Specific appropriation.Sec. 11. And be it further enacted, That a sum of forty thousand dollars, to be paid out of any monies in the treasury not otherwise appropriated, be, and the same is hereby appropriated, for defraying the expense of preparing, printing, engraving, signing, and otherwise incident to the issuing of the treasury notes authorized by this act.

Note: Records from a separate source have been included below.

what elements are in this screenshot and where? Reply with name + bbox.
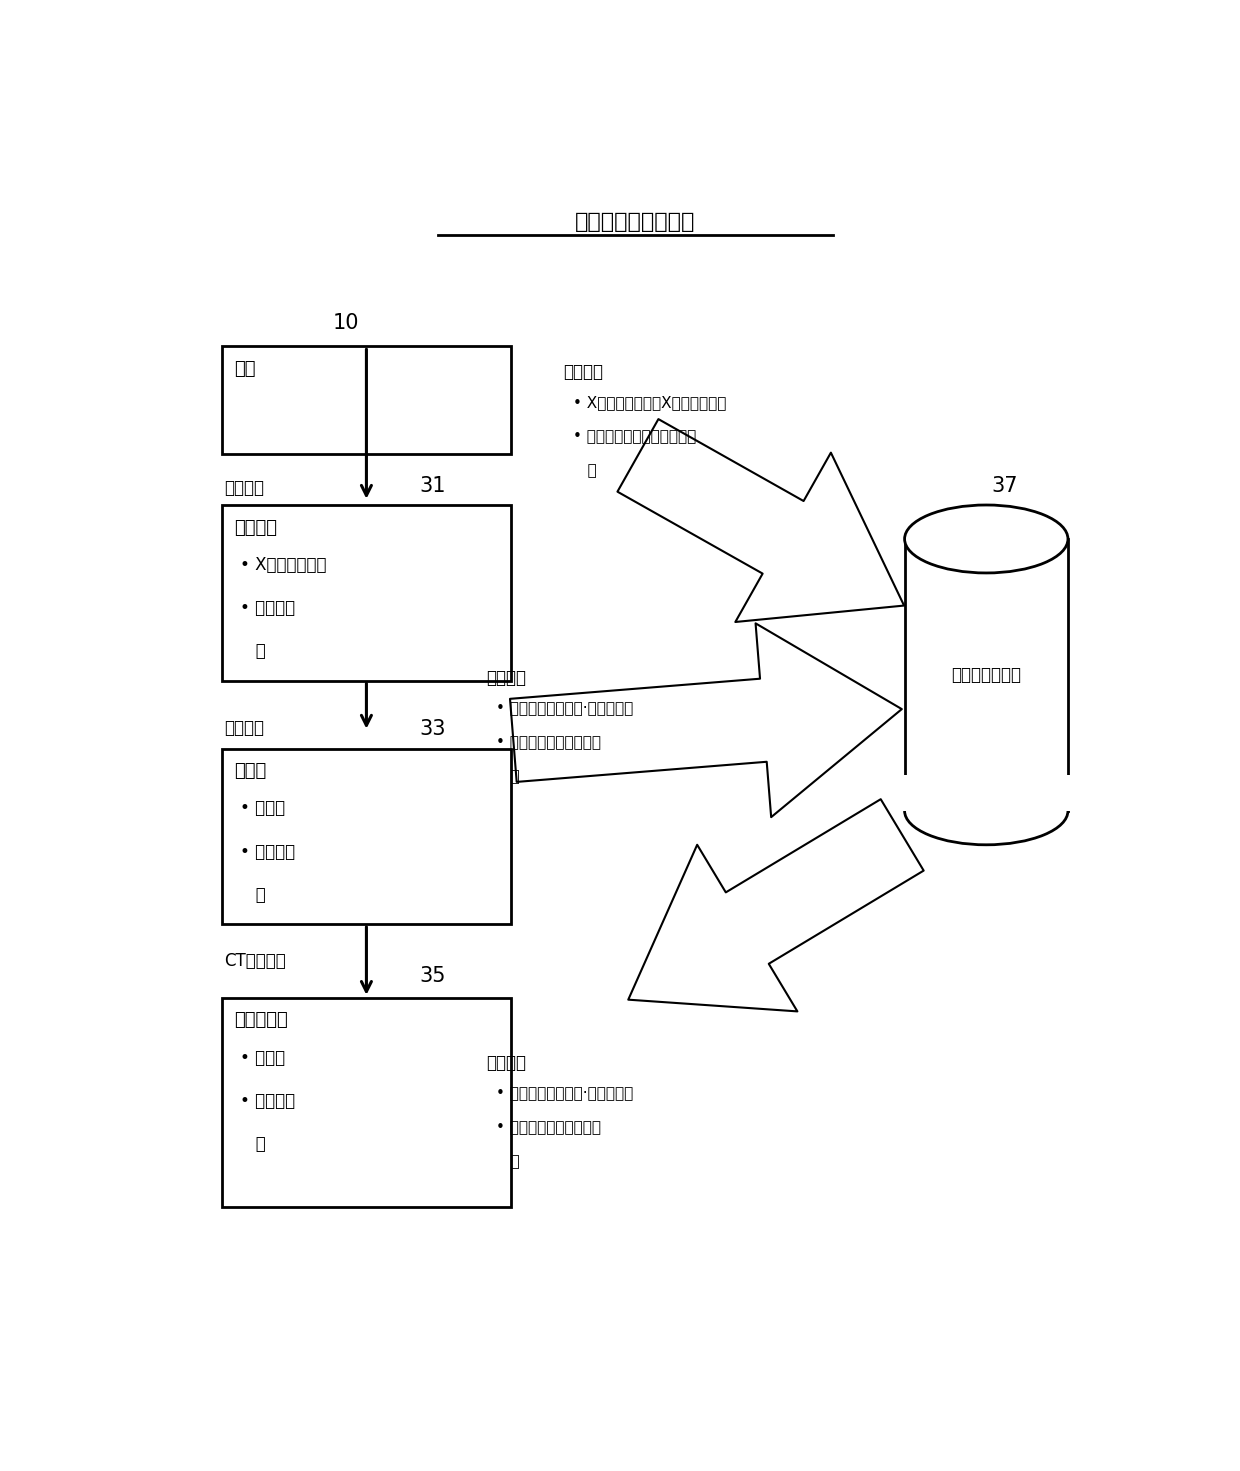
Text: • 噪音降低（处理强度）: • 噪音降低（处理强度）	[496, 736, 601, 750]
Text: 前处理部: 前处理部	[234, 519, 277, 537]
Text: 校正参数的收集阶段: 校正参数的收集阶段	[575, 212, 696, 232]
Text: • X射线强度校正（X射线输出值）: • X射线强度校正（X射线输出值）	[573, 396, 727, 410]
Text: 10: 10	[332, 313, 360, 332]
Ellipse shape	[904, 505, 1068, 572]
Text: 等: 等	[239, 641, 265, 660]
Text: 33: 33	[419, 719, 445, 740]
Text: 等: 等	[496, 769, 520, 784]
Text: • 环校正: • 环校正	[239, 800, 285, 818]
Text: 37: 37	[991, 477, 1018, 496]
Text: • 偏移校正: • 偏移校正	[239, 599, 295, 616]
Text: 35: 35	[419, 966, 445, 987]
Text: 校正参数: 校正参数	[486, 669, 527, 687]
Ellipse shape	[904, 777, 1068, 844]
Text: 校正参数: 校正参数	[486, 1055, 527, 1072]
Bar	[222, 505, 511, 681]
Text: 等: 等	[573, 463, 596, 478]
Text: • 环校正（处理强度·迭代次数）: • 环校正（处理强度·迭代次数）	[496, 702, 634, 716]
Text: 等: 等	[239, 1134, 265, 1153]
Text: 图像处理部: 图像处理部	[234, 1011, 288, 1030]
Text: • 噪音降低: • 噪音降低	[239, 1091, 295, 1109]
Bar	[903, 775, 1070, 811]
Text: 校正参数存储部: 校正参数存储部	[951, 666, 1022, 684]
Text: • 环校正（处理强度·迭代次数）: • 环校正（处理强度·迭代次数）	[496, 1086, 634, 1102]
Text: 原始数据: 原始数据	[224, 480, 264, 497]
Text: 校正参数: 校正参数	[563, 363, 604, 381]
Text: • 噪音降低（处理强度）: • 噪音降低（处理强度）	[496, 1119, 601, 1136]
Bar	[222, 997, 511, 1208]
Text: • 偏移校正（检测器输出值）: • 偏移校正（检测器输出值）	[573, 430, 697, 444]
Text: • X射线强度校正: • X射线强度校正	[239, 556, 326, 574]
Bar	[222, 347, 511, 455]
Text: CT图像数据: CT图像数据	[224, 952, 286, 971]
Bar	[222, 749, 511, 924]
Text: 架台: 架台	[234, 360, 255, 378]
Text: 31: 31	[419, 477, 445, 496]
Text: 重建部: 重建部	[234, 762, 267, 780]
Text: 等: 等	[239, 886, 265, 903]
Text: 投影数据: 投影数据	[224, 719, 264, 737]
Text: • 噪音降低: • 噪音降低	[239, 843, 295, 861]
Text: • 环校正: • 环校正	[239, 1049, 285, 1066]
Text: 等: 等	[496, 1155, 520, 1169]
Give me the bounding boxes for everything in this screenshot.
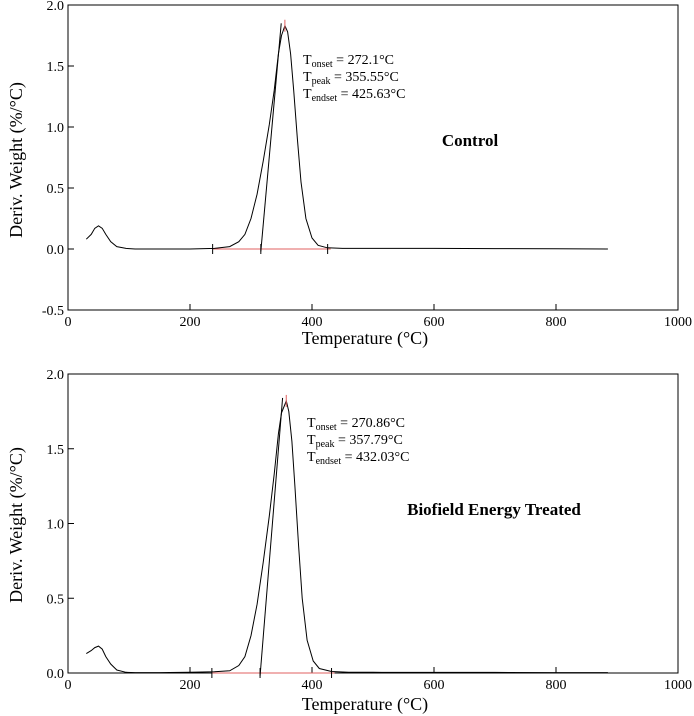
- annotation-onset: Tonset = 272.1°C: [303, 53, 394, 70]
- y-tick-label: 0.5: [47, 182, 65, 197]
- y-axis-title: Deriv. Weight (%/°C): [6, 82, 27, 238]
- x-tick-label: 200: [180, 678, 201, 693]
- x-tick-label: 0: [65, 678, 72, 693]
- y-tick-label: 0.0: [47, 667, 65, 682]
- sample-label: Control: [442, 131, 499, 150]
- annotation-peak: Tpeak = 355.55°C: [303, 70, 399, 87]
- dtg-curve: [85, 24, 608, 250]
- dtg-curve: [86, 399, 608, 674]
- y-tick-label: -0.5: [42, 304, 64, 319]
- x-tick-label: 600: [424, 678, 445, 693]
- y-tick-label: 0.0: [47, 243, 65, 258]
- annotation-peak: Tpeak = 357.79°C: [307, 433, 403, 450]
- annotation-endset: Tendset = 432.03°C: [307, 450, 409, 467]
- bottom-chart-panel: 0.0 0.5 1.0 1.5 2.0 0 200 400 600 800 1000 Temper…: [6, 368, 692, 715]
- y-tick-label: 0.5: [47, 592, 65, 607]
- y-tick-label: 1.0: [47, 121, 65, 136]
- y-axis-title: Deriv. Weight (%/°C): [6, 447, 27, 603]
- y-tick-label: 2.0: [47, 0, 65, 14]
- x-tick-label: 800: [546, 315, 567, 330]
- plot-frame: [67, 4, 679, 311]
- y-tick-label: 1.5: [47, 60, 65, 75]
- y-tick-label: 1.0: [47, 518, 65, 533]
- x-tick-label: 600: [424, 315, 445, 330]
- x-axis-title: Temperature (°C): [302, 694, 428, 715]
- y-tick-label: 2.0: [47, 368, 65, 383]
- x-tick-label: 800: [546, 678, 567, 693]
- sample-label: Biofield Energy Treated: [407, 500, 581, 519]
- top-chart-panel: -0.5 0.0 0.5 1.0 1.5 2.0 0 200 400 600 800 1000 Te…: [6, 0, 692, 349]
- x-tick-label: 400: [302, 678, 323, 693]
- x-axis-title: Temperature (°C): [302, 328, 428, 349]
- annotation-onset: Tonset = 270.86°C: [307, 416, 405, 433]
- x-tick-label: 0: [65, 315, 72, 330]
- x-tick-label: 400: [302, 315, 323, 330]
- y-tick-label: 1.5: [47, 443, 65, 458]
- tangent-line: [260, 23, 282, 252]
- x-tick-label: 1000: [664, 315, 692, 330]
- tangent-line: [259, 397, 284, 677]
- x-tick-label: 200: [180, 315, 201, 330]
- x-tick-label: 1000: [664, 678, 692, 693]
- annotation-endset: Tendset = 425.63°C: [303, 87, 405, 104]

Penalties for counterfeiting or forging treasury notes, &c.Sec. 12. And be it further enacted, That if any person shall falsely make, forge, or counterfeit, or cause or procure to be falsely made, forged, or counterfeited, or willingly aid or assist in falsely making, forging, or counterfeiting any note in imitation of, or purporting to be, a treasury note aforesaid; or shall falsely alter, or cause, or procure to be falsely altered, or willingly aid or assist in falsely altering any treasury note issued as aforesaid; or shall pass, utter, or publish, or attempt to pass, utter, or publish as true, any false, forged, or counterfeited note, purporting to be a treasury note as aforesaid, knowing the same to be falsely made, forged, or counterfeited; or shall pass, utter, or publish, or attempt to pass, utter, or publish as true, any falsely altered treasury note issued as aforesaid, knowing the same to be falsely altered, every such person shall be deemed and adjudged guilty of felony, and being thereof convicted, by due course of law, shall be sentenced to be imprisoned and kept to hard labour for a period not less than three years, nor more than ten years, and be fined in a sum not exceeding five thousand dollars.
Approved, February 25, 1813.
- ↑ See notes to act of June 30, 1812, chap. 111.